Сорокин уже разворачивал привезенное оборудование. Кислородные баллоны поблескивали в свете фонарей. Горноспасательные аппараты тоже готовы к работе.
— Предлагаю идти через сбойку с семьдесят пятого горизонта, — Величковский показал на плане тонкую линию. — Здесь до них всего метров тридцать породы.
— Порода крепкая, — возразил Кузьмин. — Без взрывных работ не пройдем. А взрывать опасно, может вызвать новый обвал.
— А если легкими зарядами? — я вспомнил свой опыт с прошлой жизни. — И направить взрывную волну под углом, чтобы не задеть основной массив.
Главный инженер задумался:
— Теоретически возможно. Но нужны точные расчеты.
— У меня есть опыт взрывных работ в сложных условиях, — спокойно сказал я. — Дайте мне лучшего взрывника.
К столу подошел коренастый человек в промасленной робе:
— Игнат Кузьмич, десять лет на взрывных работах.
— Хорошо, — я развернул план. — Смотрите сюда. Вот как мы будем действовать.
Я взял на себя всю ответственность. Вскоре мы приготовили все необходимое.

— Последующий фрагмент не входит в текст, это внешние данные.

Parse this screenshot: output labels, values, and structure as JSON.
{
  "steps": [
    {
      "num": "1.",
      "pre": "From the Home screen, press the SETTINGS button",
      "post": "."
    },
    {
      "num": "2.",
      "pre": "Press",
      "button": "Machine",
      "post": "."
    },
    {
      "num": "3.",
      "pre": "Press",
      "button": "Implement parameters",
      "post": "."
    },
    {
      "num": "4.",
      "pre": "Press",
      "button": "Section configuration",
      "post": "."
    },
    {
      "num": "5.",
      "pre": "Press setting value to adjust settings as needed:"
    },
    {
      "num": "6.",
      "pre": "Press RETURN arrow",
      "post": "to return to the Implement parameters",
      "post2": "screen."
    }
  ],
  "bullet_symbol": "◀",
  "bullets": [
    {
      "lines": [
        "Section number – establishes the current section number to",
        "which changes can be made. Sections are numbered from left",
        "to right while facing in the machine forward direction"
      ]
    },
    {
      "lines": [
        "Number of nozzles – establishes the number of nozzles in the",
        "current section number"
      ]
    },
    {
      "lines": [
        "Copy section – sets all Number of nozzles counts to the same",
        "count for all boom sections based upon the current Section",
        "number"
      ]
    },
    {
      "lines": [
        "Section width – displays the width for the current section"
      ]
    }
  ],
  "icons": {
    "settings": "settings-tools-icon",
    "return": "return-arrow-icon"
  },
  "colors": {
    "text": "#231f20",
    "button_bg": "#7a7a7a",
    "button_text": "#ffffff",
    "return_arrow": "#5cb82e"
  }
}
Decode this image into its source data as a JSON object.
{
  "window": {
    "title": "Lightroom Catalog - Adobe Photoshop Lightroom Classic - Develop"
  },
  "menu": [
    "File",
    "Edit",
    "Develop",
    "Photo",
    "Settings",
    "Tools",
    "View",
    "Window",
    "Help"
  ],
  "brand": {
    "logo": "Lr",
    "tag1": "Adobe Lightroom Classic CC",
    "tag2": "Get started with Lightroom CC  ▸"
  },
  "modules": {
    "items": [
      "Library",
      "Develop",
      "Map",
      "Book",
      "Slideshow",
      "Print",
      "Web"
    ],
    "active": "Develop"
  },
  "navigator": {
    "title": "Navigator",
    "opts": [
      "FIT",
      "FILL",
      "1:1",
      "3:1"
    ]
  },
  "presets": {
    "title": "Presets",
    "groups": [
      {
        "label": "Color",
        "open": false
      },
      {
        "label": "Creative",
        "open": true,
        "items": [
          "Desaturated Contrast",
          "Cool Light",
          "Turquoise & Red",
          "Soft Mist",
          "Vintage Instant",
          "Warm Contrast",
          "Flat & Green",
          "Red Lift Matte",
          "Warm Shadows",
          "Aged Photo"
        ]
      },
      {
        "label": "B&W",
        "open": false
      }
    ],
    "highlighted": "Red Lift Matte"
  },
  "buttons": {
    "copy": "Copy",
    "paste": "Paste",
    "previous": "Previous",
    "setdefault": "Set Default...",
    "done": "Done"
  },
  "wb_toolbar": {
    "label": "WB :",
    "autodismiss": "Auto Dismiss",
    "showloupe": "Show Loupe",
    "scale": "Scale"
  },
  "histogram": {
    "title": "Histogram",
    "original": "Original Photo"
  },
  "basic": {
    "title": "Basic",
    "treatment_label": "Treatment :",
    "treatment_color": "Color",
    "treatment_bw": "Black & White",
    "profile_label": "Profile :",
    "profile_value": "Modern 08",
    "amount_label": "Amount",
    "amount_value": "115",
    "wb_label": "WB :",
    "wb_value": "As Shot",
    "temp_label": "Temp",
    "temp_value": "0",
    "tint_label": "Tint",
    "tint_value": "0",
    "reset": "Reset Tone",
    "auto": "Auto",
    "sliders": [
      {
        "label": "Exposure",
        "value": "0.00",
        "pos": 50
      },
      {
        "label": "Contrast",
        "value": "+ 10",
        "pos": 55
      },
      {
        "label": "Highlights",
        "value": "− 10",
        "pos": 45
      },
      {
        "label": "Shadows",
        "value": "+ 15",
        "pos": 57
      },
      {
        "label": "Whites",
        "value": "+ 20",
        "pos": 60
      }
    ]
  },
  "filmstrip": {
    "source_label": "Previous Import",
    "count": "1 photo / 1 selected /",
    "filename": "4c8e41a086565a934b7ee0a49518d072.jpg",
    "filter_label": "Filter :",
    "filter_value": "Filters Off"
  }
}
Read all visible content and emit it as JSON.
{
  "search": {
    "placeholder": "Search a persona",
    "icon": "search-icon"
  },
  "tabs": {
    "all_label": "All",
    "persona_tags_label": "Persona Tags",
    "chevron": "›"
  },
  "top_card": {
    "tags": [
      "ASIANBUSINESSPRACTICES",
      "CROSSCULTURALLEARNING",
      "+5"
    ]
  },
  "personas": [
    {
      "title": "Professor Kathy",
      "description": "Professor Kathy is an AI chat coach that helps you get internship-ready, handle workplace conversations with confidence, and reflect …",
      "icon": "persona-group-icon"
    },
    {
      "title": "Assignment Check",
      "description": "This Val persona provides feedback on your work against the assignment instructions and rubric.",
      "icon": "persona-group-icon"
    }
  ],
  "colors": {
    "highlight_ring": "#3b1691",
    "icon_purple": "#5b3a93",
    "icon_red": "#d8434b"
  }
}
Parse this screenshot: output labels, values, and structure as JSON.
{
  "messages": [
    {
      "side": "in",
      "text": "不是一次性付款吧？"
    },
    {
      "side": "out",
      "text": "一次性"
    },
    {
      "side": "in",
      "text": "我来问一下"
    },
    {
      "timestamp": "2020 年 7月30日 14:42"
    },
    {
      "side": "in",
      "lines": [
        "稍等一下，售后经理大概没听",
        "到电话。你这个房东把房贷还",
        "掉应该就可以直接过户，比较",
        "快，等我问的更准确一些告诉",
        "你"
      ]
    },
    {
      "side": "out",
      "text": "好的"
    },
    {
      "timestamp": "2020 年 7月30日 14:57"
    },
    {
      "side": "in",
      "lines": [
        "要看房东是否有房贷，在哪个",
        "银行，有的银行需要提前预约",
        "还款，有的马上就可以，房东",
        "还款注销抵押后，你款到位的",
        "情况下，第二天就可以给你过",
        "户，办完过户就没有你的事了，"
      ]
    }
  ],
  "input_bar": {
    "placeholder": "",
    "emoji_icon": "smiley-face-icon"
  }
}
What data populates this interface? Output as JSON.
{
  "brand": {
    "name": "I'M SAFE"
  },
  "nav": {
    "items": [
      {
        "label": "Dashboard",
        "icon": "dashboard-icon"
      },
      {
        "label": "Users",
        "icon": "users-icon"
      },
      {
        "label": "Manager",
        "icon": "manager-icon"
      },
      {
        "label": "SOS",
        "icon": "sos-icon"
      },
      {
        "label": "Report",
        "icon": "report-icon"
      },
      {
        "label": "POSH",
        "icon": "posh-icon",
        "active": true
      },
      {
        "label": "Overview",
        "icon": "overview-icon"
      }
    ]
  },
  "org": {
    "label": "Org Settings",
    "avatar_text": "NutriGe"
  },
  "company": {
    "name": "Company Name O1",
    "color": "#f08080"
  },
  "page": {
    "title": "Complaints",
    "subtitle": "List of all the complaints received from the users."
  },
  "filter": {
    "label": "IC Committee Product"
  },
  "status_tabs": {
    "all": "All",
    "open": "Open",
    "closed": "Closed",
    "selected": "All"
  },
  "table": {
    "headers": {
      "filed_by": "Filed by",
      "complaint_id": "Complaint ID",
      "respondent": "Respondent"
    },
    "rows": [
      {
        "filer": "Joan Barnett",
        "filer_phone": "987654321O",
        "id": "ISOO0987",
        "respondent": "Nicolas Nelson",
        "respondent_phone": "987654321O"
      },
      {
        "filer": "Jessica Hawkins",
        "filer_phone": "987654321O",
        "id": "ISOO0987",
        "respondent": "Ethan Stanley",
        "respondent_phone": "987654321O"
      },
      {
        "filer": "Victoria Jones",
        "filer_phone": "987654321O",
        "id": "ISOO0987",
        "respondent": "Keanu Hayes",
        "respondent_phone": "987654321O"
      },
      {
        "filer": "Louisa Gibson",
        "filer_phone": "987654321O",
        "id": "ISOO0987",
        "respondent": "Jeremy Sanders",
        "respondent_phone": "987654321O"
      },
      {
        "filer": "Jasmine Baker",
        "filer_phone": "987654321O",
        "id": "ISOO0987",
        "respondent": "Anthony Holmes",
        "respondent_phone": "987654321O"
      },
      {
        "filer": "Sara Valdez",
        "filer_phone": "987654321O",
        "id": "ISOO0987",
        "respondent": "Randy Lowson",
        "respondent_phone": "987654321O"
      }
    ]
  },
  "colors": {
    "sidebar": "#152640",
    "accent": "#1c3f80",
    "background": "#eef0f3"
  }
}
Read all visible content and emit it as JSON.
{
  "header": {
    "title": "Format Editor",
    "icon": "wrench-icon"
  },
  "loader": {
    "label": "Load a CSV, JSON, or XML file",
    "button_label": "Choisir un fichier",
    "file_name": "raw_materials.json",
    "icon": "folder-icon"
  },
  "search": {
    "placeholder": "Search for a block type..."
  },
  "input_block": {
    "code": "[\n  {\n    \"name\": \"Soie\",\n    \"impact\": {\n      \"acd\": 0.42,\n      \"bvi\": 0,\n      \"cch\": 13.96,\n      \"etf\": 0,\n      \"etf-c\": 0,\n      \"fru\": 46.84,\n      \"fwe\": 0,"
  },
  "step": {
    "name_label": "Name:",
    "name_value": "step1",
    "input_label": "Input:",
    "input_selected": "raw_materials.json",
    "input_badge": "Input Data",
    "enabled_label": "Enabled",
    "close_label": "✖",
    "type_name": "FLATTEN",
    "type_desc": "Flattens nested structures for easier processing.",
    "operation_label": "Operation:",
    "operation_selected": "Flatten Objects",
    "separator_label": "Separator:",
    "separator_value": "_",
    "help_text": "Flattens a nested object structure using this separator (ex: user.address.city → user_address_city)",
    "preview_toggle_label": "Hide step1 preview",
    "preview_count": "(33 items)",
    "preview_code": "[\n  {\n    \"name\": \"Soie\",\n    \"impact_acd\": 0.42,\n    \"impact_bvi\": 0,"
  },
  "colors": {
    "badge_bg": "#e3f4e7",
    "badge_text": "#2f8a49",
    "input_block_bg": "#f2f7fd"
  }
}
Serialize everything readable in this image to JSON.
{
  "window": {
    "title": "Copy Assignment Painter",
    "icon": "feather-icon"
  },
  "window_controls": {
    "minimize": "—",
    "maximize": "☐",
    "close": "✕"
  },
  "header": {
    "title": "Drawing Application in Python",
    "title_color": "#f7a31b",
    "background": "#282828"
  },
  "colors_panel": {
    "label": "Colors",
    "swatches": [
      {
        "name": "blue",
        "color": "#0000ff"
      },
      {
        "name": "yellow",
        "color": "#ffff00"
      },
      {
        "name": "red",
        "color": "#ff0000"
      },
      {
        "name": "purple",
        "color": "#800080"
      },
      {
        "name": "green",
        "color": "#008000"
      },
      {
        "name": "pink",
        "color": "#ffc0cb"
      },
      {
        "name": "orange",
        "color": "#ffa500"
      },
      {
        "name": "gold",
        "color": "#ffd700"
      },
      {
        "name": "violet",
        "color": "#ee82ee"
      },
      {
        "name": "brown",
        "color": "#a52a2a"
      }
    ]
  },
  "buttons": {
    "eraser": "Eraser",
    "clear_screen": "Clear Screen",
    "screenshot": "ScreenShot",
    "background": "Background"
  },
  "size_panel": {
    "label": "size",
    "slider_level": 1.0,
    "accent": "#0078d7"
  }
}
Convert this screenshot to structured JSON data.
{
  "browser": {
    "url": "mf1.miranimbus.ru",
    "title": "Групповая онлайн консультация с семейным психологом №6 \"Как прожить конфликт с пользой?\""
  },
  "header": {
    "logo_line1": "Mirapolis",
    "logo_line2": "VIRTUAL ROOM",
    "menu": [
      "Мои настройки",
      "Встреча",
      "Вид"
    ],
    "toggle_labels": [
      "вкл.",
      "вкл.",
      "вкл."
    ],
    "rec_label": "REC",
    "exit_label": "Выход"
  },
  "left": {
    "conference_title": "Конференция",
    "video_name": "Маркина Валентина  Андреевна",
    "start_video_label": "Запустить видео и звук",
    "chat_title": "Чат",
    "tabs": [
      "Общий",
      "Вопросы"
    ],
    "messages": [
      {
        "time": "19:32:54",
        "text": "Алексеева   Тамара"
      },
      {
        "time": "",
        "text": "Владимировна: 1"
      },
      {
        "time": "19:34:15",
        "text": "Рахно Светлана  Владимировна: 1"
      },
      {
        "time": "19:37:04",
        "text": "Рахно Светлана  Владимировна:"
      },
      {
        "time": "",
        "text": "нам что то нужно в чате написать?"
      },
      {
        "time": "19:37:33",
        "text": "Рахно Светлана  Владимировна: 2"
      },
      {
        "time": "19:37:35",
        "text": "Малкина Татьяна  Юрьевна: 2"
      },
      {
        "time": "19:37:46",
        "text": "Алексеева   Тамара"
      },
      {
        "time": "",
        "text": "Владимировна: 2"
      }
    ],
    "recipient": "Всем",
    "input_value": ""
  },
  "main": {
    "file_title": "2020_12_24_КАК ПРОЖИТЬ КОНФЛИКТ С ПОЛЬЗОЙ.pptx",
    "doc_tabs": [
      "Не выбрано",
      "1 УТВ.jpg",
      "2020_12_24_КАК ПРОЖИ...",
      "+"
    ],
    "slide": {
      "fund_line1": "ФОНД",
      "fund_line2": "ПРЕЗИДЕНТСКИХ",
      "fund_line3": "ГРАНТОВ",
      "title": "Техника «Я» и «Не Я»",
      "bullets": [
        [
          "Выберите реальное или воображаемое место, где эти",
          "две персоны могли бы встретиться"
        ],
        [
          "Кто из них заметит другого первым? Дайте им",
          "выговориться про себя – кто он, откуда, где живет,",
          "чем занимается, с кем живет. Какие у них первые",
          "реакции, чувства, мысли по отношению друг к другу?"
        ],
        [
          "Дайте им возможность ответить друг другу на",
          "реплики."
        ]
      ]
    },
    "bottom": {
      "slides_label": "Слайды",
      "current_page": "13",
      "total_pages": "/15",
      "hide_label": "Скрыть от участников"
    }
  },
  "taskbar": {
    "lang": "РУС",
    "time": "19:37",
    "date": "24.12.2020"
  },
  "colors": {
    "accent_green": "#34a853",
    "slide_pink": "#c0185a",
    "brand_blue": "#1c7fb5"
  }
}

— На 75-м горизонте все готово, — хрипло доложил по телефону штейгер с нижнего яруса. — Заряды установлены.
Я стоял у главного ствола, держа в руках измеритель Боша для контроля давления воздуха. Каждая стрелка на циферблате напоминала о том, как тают минуты для людей под завалом.
Величковский, сверившись с планами горных выработок, в последний раз проверил расчеты:
— При таком расположении зарядов волна пойдет под углом сорок градусов. Должно сработать.
Сорокин протянул мне шахтерскую лампу «Вольф» новейшей модели:
— После взрыва сразу проверим уровень газа.
Мы спустились в клети на семьдесят пятый горизонт. В тусклом свете электрических ламп поблескивали мокрые стены штрека. Пахло сыростью и каменной пылью.
Игнат Кузьмич, главный взрывник, замер у щита управления подрывом. Его руки, державшие рукоять магнето «Сименс», чуть подрагивали, ведь впервые за десять лет работы ему приходилось проводить взрыв в таких условиях.
— По местам, — скомандовал я. — Начинаем.
Величковский прижал к уху телефонную трубку, ожидая сигнала с верхних горизонтов. Сорокин проверял показания самописца давления воздуха.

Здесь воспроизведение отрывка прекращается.